【600eのご先祖様】 フィアット600はどんなクルマだった? 歴代モデルを振り返り!
世界初の小型マルチピープルビークル、ムルティプラ
フィアットは600ベルリーナに続いて、ファミリアーレ(ステーションワゴン)の600ムルティプラを用意。1956年のブリュッセル・ショーで発表され、世界初の小型マルチピープルビークルとして注目を集めた。 2列シート4/5人乗りと、3列シート6人乗りの2タイプが用意された。2列目シートはフロア部分に格納でき、フラットな荷室を実現。最大積載量は350kgを確保していた。 ルーフをフロントまで延長した愛らしいデザインの4ドアワンボックスタイルで、広い室内スペースを獲得。ベルリーナ比で全長は320mm長い3535mmとなり、全幅は70mm広い1450mm、全高は室内スペースを確保するため 175mm高い1580mmとされ、ホイールベースは2000mmで変わらない。 パワートレインは600ベルリーナと共用で、633ccの排気量から22馬力を発揮した。車両重量は大型化したボディのため700kgと重くなり、最高速度は90km/hに留まる。 600ムルティプラの価格は4/5人乗りが73万リラ(当時の為替レートで約42万5000円)、6人乗りが74.5万リラで、600ベルリーナは59.5万リラだった。こうして600ムルティプラは好評を持って受け入れられ、イタリアではタクシーとしても使用されるほどだった。 1960年になると排気量を767ccに拡大し29馬力にパワーアップした600Dムルティプラに進化。そのまま1969年まで生産され、約24万台が送り出された。
アバルトとフィアット600
アバルト社創始者のカルロ・アバルトは、フィアット600が備える潜在的なポテンシャルの高さを見抜き、すぐさまチューニングキットを開発する。まず「アバルト750デリヴァツィオーネ」と名付けられた600ベルリーナ用のフルキットを1956年に発売する。 その内容はアバルトがレースで培った技術が投入され、排気量を747ccに拡大し、鍛造製クランクシャフト、カムシャフト、ピストン、バルブ、バルブスプリングからオイルサンプまで新たに作られた。 専用のマニフォールドにウェーバー32IMPEキャブレターと、新設計のエグゾーストシステムを組み、フィアット600の2倍近い42馬力を発揮し、最高速度は130km/hに達した。発売されると大きな人気を集め、アバルトの名を知らしめた。 続いてアバルト初の量産2座GTとなる750GTザガートが1956年に登場する。 フィアット600の鋼板プレスフレームとサスペンション、750デリヴァツィオーネのパワートレインを基に、カロッツェリア・ザガートが軽量なアルミ製ボディを架装。
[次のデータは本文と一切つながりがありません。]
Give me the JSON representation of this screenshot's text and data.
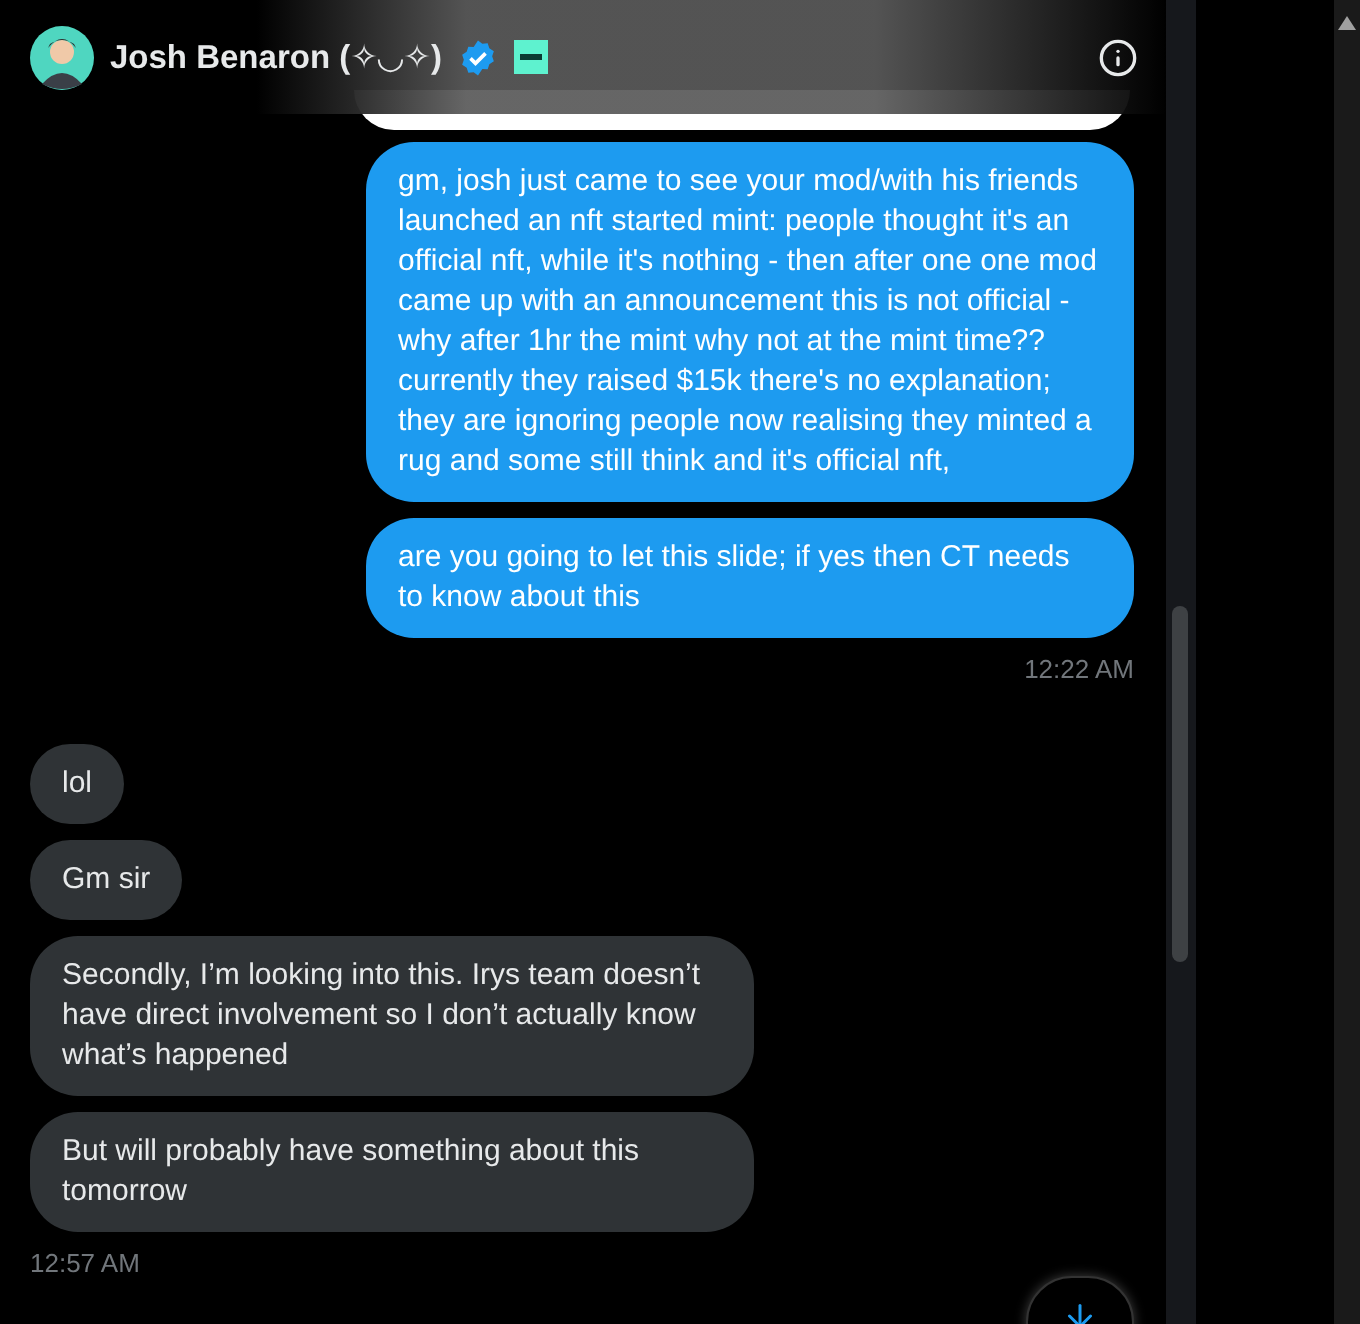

ヘッドスペースを確保するためルーフを膨らませたためダブルバブルと呼ばれた。 750GTザガートのパフォーマンスを見抜いたコンペティター達はすぐさま参戦を開始し、デビュー直後に開かれた1956年のミッレ・ミリアではGT750ccクラスで2位を獲得。1957年のミッレ・ミリアではGT750ccクラスの1位から12位までを占めるなど、数多くの勝利を重ねレースの世界でもアバルトの名を確立させた。 以来フィアット600をベースとする850TCから、1000TC、究極のツーリングカーである1000TCRへと進化する。GTモデルは、ビアルベーロ(DOHC)エンジンを搭載するレコルトモンツァから1000ビアルベーロへと発展し、小排気量クラスの王者として君臨した。